GRAMMY U held its kickoff
event Sept. 6 at The Village Recording Studio in LA, a base of
operations for several producers and performers such as Lady Gaga, The Rolling
Stones, Coldplay, and John Mayer.
Students also met GRAMMY U
representatives and the members of Vintage Trouble, the band
that performed at the kickoff, who answered students’ questions about getting started in the music industry.
“The band had some really
insightful advice,” said Briana Smith SC ’14, who attended the event.
Smith, a computational media major who is interested in media in technology, said that she plans to become a member of GRAMMY U to form relationships with professionals in the music industry.
Students can pay $50 for a membership that is valid for the duration of their college career and an additional two years after.

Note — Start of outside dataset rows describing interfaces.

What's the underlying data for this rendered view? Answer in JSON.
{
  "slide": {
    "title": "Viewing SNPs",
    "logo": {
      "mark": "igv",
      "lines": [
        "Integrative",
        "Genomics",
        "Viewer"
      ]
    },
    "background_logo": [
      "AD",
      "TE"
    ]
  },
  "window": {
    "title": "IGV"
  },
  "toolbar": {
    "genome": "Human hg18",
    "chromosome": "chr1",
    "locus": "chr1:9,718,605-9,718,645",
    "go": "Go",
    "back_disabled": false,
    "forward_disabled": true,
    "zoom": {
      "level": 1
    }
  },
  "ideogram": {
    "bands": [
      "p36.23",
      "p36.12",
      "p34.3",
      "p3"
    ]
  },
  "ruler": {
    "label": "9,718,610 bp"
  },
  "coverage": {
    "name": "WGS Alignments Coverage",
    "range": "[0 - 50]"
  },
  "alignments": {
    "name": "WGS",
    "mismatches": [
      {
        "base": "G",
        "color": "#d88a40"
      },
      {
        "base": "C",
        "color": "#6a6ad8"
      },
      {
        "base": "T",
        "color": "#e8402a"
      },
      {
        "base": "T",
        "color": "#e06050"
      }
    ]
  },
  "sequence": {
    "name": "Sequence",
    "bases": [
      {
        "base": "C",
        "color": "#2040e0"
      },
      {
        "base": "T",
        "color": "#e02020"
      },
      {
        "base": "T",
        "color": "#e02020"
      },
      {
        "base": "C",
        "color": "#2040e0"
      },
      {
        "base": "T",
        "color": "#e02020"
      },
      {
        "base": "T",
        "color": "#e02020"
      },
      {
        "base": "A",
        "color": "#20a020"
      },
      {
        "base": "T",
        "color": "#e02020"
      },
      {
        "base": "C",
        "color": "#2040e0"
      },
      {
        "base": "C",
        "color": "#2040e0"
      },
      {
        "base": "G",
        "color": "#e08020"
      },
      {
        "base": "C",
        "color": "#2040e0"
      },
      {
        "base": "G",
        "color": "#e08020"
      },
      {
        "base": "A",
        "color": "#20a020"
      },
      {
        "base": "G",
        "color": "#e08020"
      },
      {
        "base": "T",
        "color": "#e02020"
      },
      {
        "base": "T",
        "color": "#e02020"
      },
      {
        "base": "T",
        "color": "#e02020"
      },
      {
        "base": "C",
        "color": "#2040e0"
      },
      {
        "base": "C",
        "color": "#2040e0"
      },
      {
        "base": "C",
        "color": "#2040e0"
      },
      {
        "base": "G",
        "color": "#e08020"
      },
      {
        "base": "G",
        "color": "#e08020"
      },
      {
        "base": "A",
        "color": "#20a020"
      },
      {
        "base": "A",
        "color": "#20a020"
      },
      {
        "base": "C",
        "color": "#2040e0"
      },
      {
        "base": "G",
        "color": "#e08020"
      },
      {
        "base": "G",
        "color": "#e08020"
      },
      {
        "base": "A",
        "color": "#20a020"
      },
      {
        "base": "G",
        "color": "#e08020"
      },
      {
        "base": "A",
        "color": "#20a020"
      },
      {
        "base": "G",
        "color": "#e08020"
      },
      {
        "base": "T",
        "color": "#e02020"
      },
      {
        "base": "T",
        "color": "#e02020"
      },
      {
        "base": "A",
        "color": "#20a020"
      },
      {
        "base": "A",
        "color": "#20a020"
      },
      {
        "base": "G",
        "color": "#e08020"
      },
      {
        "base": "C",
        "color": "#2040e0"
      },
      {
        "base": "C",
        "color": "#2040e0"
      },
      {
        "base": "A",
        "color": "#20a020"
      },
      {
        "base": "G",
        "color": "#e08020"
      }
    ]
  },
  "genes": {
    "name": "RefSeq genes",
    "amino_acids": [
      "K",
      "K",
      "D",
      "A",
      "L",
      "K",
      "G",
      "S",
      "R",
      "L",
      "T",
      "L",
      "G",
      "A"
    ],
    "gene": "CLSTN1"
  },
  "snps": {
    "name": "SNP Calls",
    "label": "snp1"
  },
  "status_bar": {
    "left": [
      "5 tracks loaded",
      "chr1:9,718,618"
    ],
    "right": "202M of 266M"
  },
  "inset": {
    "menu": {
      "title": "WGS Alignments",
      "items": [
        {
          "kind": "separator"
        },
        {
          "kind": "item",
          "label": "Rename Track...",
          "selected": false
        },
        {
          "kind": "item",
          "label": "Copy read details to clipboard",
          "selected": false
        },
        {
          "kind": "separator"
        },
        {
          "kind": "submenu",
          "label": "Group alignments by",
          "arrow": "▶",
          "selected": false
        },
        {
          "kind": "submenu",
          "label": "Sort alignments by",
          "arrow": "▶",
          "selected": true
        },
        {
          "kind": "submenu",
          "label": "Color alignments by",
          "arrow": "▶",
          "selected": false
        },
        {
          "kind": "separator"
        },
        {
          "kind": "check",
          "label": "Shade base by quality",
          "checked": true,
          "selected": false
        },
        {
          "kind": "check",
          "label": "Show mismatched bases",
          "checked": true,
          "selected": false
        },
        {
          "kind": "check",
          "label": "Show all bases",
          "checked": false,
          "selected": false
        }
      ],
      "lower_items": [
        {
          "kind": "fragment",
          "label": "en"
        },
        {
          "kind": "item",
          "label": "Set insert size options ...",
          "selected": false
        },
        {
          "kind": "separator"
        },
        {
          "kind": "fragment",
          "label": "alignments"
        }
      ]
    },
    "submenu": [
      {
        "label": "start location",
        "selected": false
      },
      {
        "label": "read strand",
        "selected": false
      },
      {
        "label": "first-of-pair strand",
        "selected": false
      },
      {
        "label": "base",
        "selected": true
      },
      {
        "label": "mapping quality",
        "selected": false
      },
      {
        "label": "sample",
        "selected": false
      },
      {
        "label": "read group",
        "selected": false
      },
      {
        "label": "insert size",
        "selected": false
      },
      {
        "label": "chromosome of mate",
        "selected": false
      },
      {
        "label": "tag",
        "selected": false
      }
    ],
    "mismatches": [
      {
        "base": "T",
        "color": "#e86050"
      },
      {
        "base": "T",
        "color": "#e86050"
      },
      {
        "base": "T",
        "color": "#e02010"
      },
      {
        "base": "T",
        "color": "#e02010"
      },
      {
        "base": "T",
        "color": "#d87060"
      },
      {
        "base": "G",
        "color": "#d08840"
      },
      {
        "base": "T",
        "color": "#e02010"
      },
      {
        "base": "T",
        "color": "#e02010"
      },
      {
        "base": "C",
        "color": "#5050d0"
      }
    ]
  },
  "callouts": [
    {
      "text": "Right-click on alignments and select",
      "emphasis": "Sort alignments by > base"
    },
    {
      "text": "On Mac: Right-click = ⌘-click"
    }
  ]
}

GRAMMY U will host a panel
event Nov. 20 at CMC’s Marian Miner Cook Athenaeum featuring four guest
speakers: Pawelski; Tremaine Williams, a recording engineer; Marcy Kraft, a
Live Nation concert and festival specialist; and Mindi Abair, a singer,
songwriter, and instrumentalist.
This article has been updated to correct several errors in the printed version, which incorrectly stated that Cheryl Pawelski owns a recording studio. Pawelski owns a record label. The article also incorrectly identified Sam Blomberg CM ’16 as a student ambassador with the organization and Kaylilani Minami CM ’16 as an assistant student ambassador. While both have been assisting to plan GRAMMY U events on campus, neither has an official role within the organization.